Can anyone give me some advice on what is probably quite a common problem? I have just taken over accounting for a micro company and, after checking through the trial balance figures from the previous accountant, have found a few balance sheet errors: -
(1) Corporation tax from a previous year of about £59 was not actually a liability as it had been paid.
(2) A trade creditors figure of £401 was actually zero as the only trade creditor had been accounted for elsewhere.
(3) The figure for NI owing was understated by about £40.
The net effect of correcting these will increase the retained profit & loss figure by about £420. In the previous year's balance sheet this figure for retained profit & loss was a negative of about £445.

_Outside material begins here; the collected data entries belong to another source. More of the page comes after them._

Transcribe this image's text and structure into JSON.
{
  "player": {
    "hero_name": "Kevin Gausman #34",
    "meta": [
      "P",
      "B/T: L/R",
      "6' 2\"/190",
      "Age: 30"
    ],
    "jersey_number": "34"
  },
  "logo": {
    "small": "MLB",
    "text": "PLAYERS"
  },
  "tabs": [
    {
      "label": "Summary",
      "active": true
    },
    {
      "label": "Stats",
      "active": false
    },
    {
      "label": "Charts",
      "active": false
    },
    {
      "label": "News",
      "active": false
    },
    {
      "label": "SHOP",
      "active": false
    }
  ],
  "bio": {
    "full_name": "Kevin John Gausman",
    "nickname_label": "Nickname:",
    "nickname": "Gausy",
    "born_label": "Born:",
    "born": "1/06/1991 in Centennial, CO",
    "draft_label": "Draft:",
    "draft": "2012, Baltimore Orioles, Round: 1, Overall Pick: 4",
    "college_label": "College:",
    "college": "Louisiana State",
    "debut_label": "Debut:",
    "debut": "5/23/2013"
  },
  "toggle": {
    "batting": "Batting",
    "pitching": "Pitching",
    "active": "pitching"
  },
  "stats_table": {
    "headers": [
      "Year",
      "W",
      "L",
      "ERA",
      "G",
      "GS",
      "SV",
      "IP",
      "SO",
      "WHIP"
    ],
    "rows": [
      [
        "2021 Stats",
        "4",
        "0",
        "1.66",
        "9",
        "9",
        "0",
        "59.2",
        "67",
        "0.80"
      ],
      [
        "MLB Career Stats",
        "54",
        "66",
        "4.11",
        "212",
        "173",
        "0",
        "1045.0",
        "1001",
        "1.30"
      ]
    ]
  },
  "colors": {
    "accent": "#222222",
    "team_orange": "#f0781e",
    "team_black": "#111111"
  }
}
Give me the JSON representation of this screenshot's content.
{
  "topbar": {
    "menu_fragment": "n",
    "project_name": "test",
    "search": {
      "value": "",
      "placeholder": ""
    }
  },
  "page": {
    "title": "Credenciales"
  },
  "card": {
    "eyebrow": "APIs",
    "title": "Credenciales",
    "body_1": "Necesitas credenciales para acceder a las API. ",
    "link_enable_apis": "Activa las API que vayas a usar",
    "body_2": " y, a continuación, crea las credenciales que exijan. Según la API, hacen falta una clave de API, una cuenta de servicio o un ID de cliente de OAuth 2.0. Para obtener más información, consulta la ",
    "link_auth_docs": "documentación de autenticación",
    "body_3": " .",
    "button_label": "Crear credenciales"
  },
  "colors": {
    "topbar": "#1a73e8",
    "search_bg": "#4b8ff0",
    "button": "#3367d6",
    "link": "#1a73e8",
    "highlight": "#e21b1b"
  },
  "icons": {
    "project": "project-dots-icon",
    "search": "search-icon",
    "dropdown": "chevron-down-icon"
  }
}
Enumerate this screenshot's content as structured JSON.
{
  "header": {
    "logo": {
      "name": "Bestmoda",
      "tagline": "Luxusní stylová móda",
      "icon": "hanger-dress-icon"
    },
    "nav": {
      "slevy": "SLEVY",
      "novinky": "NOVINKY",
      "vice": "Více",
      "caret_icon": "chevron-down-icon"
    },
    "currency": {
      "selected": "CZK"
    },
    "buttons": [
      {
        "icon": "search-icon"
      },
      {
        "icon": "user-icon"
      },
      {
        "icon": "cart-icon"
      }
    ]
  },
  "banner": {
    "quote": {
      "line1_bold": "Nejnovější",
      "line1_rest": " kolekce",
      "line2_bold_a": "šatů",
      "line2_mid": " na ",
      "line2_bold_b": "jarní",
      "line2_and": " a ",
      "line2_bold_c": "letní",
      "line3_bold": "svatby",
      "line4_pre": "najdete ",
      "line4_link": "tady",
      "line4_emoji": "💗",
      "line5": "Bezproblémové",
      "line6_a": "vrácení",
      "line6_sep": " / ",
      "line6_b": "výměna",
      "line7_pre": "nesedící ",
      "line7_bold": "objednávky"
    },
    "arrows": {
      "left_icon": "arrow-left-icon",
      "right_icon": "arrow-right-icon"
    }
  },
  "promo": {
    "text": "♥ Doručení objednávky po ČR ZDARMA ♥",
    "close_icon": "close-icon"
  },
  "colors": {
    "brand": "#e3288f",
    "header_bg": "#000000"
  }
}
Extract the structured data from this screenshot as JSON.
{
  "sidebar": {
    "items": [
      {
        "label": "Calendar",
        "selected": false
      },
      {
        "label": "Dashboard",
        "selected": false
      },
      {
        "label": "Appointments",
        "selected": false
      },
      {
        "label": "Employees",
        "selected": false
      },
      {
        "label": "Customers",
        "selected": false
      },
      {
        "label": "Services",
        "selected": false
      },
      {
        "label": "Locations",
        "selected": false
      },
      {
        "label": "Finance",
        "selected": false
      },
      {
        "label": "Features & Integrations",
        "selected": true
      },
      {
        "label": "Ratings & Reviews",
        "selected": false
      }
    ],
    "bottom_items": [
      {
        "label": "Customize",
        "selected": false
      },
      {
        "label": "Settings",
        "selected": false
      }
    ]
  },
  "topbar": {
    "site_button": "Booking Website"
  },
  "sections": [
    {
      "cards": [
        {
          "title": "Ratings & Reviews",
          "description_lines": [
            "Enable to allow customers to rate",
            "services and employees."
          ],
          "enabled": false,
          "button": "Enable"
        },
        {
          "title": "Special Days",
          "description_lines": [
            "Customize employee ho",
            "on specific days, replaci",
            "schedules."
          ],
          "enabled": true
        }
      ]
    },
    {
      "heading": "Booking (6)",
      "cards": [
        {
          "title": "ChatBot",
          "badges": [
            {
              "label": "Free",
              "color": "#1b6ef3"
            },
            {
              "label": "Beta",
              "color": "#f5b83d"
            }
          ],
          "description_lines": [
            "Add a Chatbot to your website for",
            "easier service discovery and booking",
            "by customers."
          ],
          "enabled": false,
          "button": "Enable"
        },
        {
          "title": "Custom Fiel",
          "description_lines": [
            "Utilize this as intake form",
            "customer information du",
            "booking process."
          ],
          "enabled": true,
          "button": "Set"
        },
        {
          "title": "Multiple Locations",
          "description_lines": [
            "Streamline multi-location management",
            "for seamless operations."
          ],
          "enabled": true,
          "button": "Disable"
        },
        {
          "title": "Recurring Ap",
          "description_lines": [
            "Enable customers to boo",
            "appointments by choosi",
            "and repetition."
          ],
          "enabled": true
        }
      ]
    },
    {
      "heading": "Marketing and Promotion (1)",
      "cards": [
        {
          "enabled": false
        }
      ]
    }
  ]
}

The company's accounting year runs from 1 June to 31 May. If I date the adjustments 1 June at the beginning of the current year, the balance sheet figures for the previous year will remain unchanged but the adjustments will correctly go into the balance sheet figures for this year's accounts. If I date the adjustments 31 May of the previous year, it will of course correct the previous year's balance sheet figures, but I am concerned it may be difficult to get Companies House to accept this filing if the comparatives are different from the figures that were filed for the previous year. I believe that, under FRS105, working prior year adjustments into a current year's accounts is not really encouraged, but the concept of materiality comes in. This is a very small company which is starting to turn itself around - I hope - and I don't know that a correction of £420 is really considered material.
Thanks very much Doug, that seems to be the general consensus. Some further investigation brought the following to light: -
(1) It turned out that the Corporation Tax payment was actually recorded by the previous accountant but treated as a purchases payment. So the journal DR Corp Tax Liability £59, CR Purchases £59 sorted that one out.
(2) As for the amount under Trade Creditors, that was actually an accrual for purchases from quite some time ago which really should not have been in that account. That required the journal DR Trade Creditors £401, CR Purchases £401.
(3) That only left the NI correction. After long consultation with HMRC, it turned out the NI owing at the beginning of the year in question was understated by £48. As it's reasonable to assume that would have included employee's NI at 12% and employer's at 13.8%, I charged that in the ration 12:13.8 between the director's loan a/c and wages & salaries. I corrected for that with the journal DR Director's Loan A/C £22 and DR Wages & Salaries/Employer's NI £26, CR PAYE & NI Liability £48.
Now the current year incorporates the adjustments correctly and the balance sheet figures are unchanged for last year and show the correct state of things at the end of this year. The previous accountant agrees to these changes, but I think it goes to show the importance of getting all the background info when taking over accounts from someone else.
Is that correct though? Eg the NI - was that a reasonable assumption? Perhaps not, which wouldnt make the accounts correct, just as much as shoving the difference into another cost code. Surely the only way is drilling down to locate the actual error. Im kind of not surprised the previous Accountant agreed to the changes, but that begs a few more questions which would be about as interesting
To put things into perspective, the adjustment to the NI owing was only £48. Even HMRC were very confused about the how the amount owing was arrived at and the previous accountant didn't know anything about it, as his client was supposed to be looking after his own payroll. As far as we can reasonably tell, there were mistakes and omissions in the payroll submissions made in the past, but I think it's fair to assume this extra £48 may roughly be apportioned between employee's and employer's in that ratio.
Lawyers have an expression 'de minimis non curat lex' - the law does not concern itself with trifles - and I don't think a struggling small business nor even the HMRC want to split hairs to such an extent it prevents us tidying their past accounts and getting on with business in the future.
To put things into perspective, the adjustment to the NI owing was only £48. Even HMRC were very confused about the how the amount owing was arrived at and the previous accountant didn't know anything about it, as his client was supposed to be looking after his own payroll. As far as we can reasonably tell, there were mistakes and omissions in the payroll submissions made in the past, but I think it's fair to assume this extra £48 may roughly be apportioned between employee's and employer's in that ratio.
Lawyers have an expression 'de minimis non curat lex' - the law does not concern itself with trifles - and I don't think a struggling small business nor even the HMRC want to split hairs to such an extent it prevents us tidying their past accounts and getting on with business in the future.
Best wishes Mark
"Trifles"
Yes. Yet you have clearly have spent more time than was reasonably chargeable to get to the bottom of one thing that you then actually get to the bottom of. So one wonders why. Besides we all know HMRC records on PAYE amounts owing are often incorrect. I was just using the ni as one eg.to show the accounts are not necessarily 'correct' because you could quite easily have made other assumptions
Well, the first two points have definitely been dealt with correctly. My predecessor had made a couple of mistakes which we sorted out to his satisfaction - and mine. Only the NI could be said to have involved some 'assumption' and I really think it was justified.
As for the client, I'm only charging a simple flat charge - which he's more than happy with. I only, at this stage, look after a little handful of clients.